WYLV

Maynardville, Tennessee; United States;
- Broadcast area: Knoxville, Tennessee
- Frequency: 88.3 MHz
- Branding: K-Love

Programming
- Format: Contemporary Christian
- Affiliations: K-LOVE

Ownership
- Owner: Educational Media Foundation

History
- First air date: 1997
- Former call signs: WASJ (1997–2001) WOEZ (2001–2008) WDLF (2008–2011)

Technical information
- Licensing authority: FCC
- Facility ID: 81317
- Class: C2
- ERP: 2,850 watts
- HAAT: 454 meters (1,490 ft)
- Transmitter coordinates: 36°0′13″N 83°56′34″W﻿ / ﻿36.00361°N 83.94278°W
- Repeater: 93.9 MHz Gatlinburg, Tennessee

Links
- Public license information: Public file; LMS;
- Website: http://www.klove.com/

= WYLV =

WYLV is a non-commercial, non-profit Contemporary Christian radio station broadcasting on 88.3 MHz in the Knoxville, Tennessee area.

WDLF began broadcasting a Contemporary Christian format as Life 88.3 on June 1, 2008. It had been a beautiful music station as WOEZ "EZ88" prior to the switch.

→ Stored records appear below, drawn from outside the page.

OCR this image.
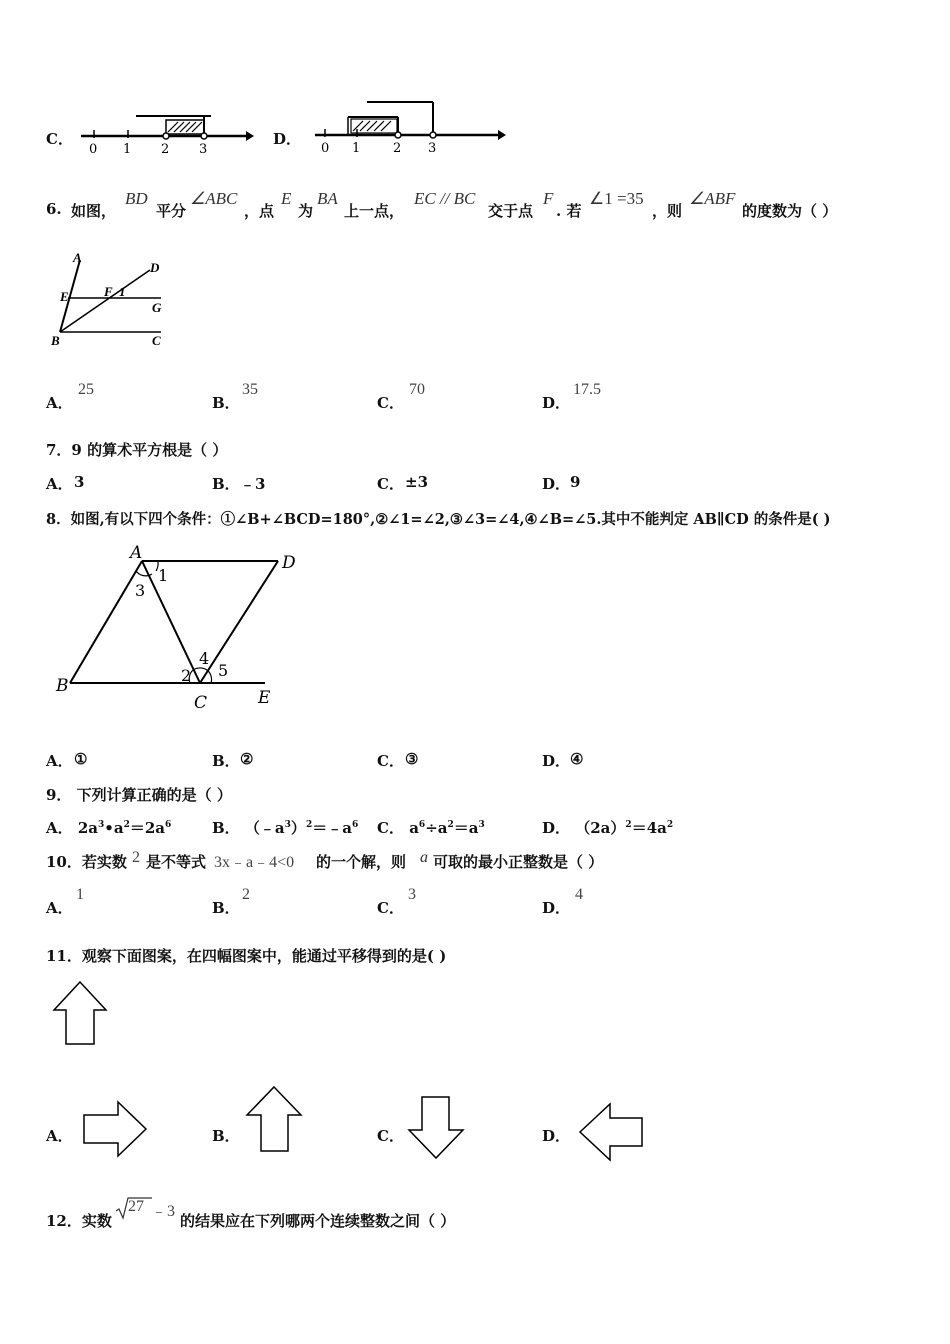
C．
0 1 2 3
D．
0 1	2 3
6. 如图，
BD
平分
∠ABC
，点
E
为
BA
上一点，
EC // BC
交于点
F
. 若
∠1 =35
，则
∠ABF
的度数为（ ）
A
D
E	F 1
G
B	C
A．
25
B．
35
C．
70
D．
17.5
7．9 的算术平方根是（ ）
A． 3	B． ﹣3	C． ±3	D． 9
8．如图,有以下四个条件：①∠B+∠BCD=180°,②∠1=∠2,③∠3=∠4,④∠B=∠5.其中不能判定 AB∥CD 的条件是( )
A	D
B
C	E
1
3
2
4
5
A． ①	B． ②	C． ③	D． ④
9． 下列计算正确的是（ ）
A． $2a^3•a^2=2a^6$	B． $(﹣a^3)^2=﹣a^6$ C． $a^6\div a^2=a^3$	D． $(2a)^2=4a^2$
10．若实数 2 是不等式 3x﹣a﹣4<0 的一个解，则 a 可取的最小正整数是（ ）
A．
1
B．
2
C．
3
D．
4
11．观察下面图案，在四幅图案中，能通过平移得到的是( )
A．	B．	C．	D．
12．实数
27 ﹣3
的结果应在下列哪两个连续整数之间（ ）
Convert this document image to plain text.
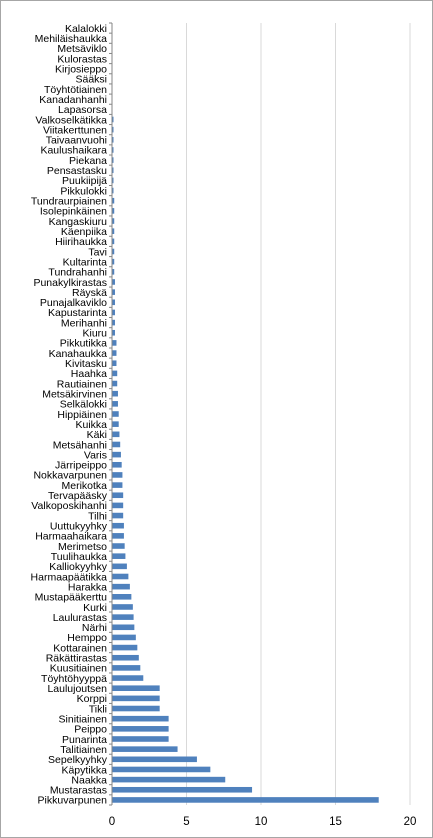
Kalalokki
Mehiläishaukka
Metsäviklo
Kulorastas
Kirjosieppo
Sääksi
Töyhtötiainen
Kanadanhanhi
Lapasorsa
Valkoselkätikka
Viitakerttunen
Taivaanvuohi
Kaulushaikara
Piekana
Pensastasku
Puukiipijä
Pikkulokki
Tundraurpiainen
Isolepinkäinen
Kangaskiuru
Käenpiika
Hiirihaukka
Tavi
Kultarinta
Tundrahanhi
Punakylkirastas
Räyskä
Punajalkaviklo
Kapustarinta
Merihanhi
Kiuru
Pikkutikka
Kanahaukka
Kivitasku
Haahka
Rautiainen
Metsäkirvinen
Selkälokki
Hippiäinen
Kuikka
Käki
Metsähanhi
Varis
Järripeippo
Nokkavarpunen
Merikotka
Tervapääsky
Valkoposkihanhi
Tilhi
Uuttukyyhky
Harmaahaikara
Merimetso
Tuulihaukka
Kalliokyyhky
Harmaapäätikka
Harakka
Mustapääkerttu
Kurki
Laulurastas
Närhi
Hemppo
Kottarainen
Räkättirastas
Kuusitiainen
Töyhtöhyyppä
Laulujoutsen
Korppi
Tikli
Sinitiainen
Peippo
Punarinta
Talitiainen
Sepelkyyhky
Käpytikka
Naakka
Mustarastas
Pikkuvarpunen
0	5	10	15	20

On January 1, 2011, WYLV became an affiliate of the Air 1 network after being sold to Educational Media Foundation. Later in January, the WYLV call letters were moved to the 88.3 frequency, as an affiliate of the K-LOVE network. At that time, Air 1 moved to WOFM (FM), which had been WYLV.